疲労で動けないノビタニアンの頭を膝の上へユウキは載せた。
「ごめんね、キリトのことを放っておけなかったから」
「……今度からはボクも一緒だからね!」
「うん、そうだね」
話を聞きながらノビタニアンはゆっくりと意識を失う。
『メリークリスマス。キリト』
聞こえるのはサチの声。
『キミがこれを聞いているとき、私はもう死んでいると思います。もし、クリスマスまで生きていたらこれは削除する予定だったんだけど……本当のことを言うと、私、始まりの街から出たくなかったの、こんな気持ちのまま戦っていたらきっといつか死んでしまうよね?それはだれの責任でもない。私自身の問題です。怖くなって逃げだしたあの日に、キミやノビタニアンさん、ユウキちゃんからもらった言葉があったよね?もし、私が死んだらキミは自分を責めるでしょう。だから、これを録音することにしました。
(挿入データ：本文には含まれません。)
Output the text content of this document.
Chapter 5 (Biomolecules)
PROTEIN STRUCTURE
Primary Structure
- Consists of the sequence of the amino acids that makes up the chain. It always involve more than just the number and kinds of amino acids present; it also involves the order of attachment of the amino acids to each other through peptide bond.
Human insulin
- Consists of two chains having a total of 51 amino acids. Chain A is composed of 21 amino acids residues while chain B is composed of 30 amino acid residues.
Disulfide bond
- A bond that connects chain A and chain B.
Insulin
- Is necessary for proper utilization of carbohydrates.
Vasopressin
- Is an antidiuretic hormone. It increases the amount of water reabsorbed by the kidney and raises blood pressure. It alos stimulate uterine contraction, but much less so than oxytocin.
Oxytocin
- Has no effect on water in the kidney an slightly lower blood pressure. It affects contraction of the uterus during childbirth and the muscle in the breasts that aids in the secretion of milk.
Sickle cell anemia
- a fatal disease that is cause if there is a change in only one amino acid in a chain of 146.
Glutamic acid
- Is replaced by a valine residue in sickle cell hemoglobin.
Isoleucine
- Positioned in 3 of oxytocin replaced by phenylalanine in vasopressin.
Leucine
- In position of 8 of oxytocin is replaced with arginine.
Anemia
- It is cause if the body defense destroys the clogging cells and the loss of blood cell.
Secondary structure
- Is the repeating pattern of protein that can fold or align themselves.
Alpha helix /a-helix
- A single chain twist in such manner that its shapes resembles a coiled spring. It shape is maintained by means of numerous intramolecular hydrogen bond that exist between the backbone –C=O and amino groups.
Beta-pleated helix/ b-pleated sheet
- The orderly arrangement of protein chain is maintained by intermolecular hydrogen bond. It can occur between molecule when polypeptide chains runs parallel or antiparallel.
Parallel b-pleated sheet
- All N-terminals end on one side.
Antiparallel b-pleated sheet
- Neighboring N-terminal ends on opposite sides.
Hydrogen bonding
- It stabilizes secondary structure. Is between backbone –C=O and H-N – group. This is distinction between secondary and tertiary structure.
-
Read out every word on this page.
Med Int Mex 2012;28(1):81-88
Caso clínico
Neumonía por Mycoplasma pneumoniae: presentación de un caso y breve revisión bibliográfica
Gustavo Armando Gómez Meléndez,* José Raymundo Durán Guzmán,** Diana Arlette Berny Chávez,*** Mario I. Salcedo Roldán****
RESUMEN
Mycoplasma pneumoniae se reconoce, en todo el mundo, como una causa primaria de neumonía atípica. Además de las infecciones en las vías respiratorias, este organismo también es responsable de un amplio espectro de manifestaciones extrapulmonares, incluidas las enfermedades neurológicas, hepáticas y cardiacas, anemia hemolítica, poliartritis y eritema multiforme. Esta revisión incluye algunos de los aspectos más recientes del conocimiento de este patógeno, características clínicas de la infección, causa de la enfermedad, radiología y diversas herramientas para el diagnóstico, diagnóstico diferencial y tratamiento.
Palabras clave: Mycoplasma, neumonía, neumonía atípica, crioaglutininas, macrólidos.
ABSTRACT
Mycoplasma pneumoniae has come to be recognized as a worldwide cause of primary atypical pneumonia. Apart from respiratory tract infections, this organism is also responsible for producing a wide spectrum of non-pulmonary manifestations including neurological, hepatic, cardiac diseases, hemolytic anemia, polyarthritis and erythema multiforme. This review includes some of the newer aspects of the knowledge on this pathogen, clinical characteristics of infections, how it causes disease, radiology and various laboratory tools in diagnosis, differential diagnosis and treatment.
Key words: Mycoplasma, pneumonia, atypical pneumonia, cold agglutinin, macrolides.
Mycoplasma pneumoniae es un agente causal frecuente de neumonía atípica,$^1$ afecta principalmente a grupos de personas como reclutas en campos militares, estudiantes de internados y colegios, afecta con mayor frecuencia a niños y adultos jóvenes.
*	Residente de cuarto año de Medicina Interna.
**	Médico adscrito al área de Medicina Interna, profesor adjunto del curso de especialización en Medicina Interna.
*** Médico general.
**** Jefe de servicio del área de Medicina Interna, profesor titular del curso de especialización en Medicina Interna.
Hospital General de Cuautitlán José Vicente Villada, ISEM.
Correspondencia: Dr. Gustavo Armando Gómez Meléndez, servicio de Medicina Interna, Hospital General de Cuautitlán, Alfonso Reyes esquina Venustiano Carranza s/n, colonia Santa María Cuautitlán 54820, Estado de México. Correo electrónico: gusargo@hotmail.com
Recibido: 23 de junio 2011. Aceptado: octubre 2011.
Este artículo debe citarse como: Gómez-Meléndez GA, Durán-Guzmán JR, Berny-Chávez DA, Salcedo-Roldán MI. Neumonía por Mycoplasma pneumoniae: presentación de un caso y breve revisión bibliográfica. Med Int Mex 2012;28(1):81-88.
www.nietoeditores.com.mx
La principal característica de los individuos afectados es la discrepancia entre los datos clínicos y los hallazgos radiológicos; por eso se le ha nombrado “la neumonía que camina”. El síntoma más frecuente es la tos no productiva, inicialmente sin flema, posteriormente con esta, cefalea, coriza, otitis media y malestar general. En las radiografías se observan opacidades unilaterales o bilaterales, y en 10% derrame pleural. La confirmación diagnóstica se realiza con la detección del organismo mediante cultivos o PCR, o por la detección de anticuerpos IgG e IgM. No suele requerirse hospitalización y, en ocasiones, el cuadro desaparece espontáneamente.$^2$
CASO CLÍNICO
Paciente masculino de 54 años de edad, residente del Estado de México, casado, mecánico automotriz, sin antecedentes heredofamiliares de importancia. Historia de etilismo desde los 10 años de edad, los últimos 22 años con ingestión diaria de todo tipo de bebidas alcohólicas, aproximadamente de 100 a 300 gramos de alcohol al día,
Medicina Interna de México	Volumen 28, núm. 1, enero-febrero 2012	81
それと、私、ホントは君がどれだけ強いか知っていました。キリトが自分のレベルを隠して私達と戦ってくれている理由を考えたけれど、私にはわかりませんでした。でも、すごく強いんだってわかったとき、すごく安心しました。キミは本当に私たちを守ってくれるんだって思えたから。私は怯えずに生きることができたんだよ。もしも私が死んでも二人は頑張って生きて、この世界の最期を見届けて、この世界が生まれた意味、私のような弱虫が来ちゃった意味、キミと出会った意味を見付けて、それが私の願いです。大分、時間が余っちゃったね。どうせだから歌でも歌おうかな?赤鼻のトナカイです』
澄んだ歌声が室内に響く。
その歌声はキリトの中にあったモヤモヤしたものを消し去る。
『キリト、忘れないでね。あなたは決して一人じゃない。ノビタニアンさん、キリトと一緒にいてあげてね。ユウキちゃんはキリトを支えてあげて……でも、ノビタニアンさんとユウキちゃんの二人は多分、お似合いのカップルになると思うからこういうお願いは困るかな?それじゃあ、お別れだね、キリトと出会えて、一緒に居られて、友達になれて本当に良かった。ありがとう、さようなら』
話を最後まで聞いたキリトはまた泣き出す。
サチは自分を恨んでいなかった。
そのことがわかっただけでもキリトにとって救いといえるだろう。
再び、彼は歩き出す。
自分を支えてくれた友たちと共に。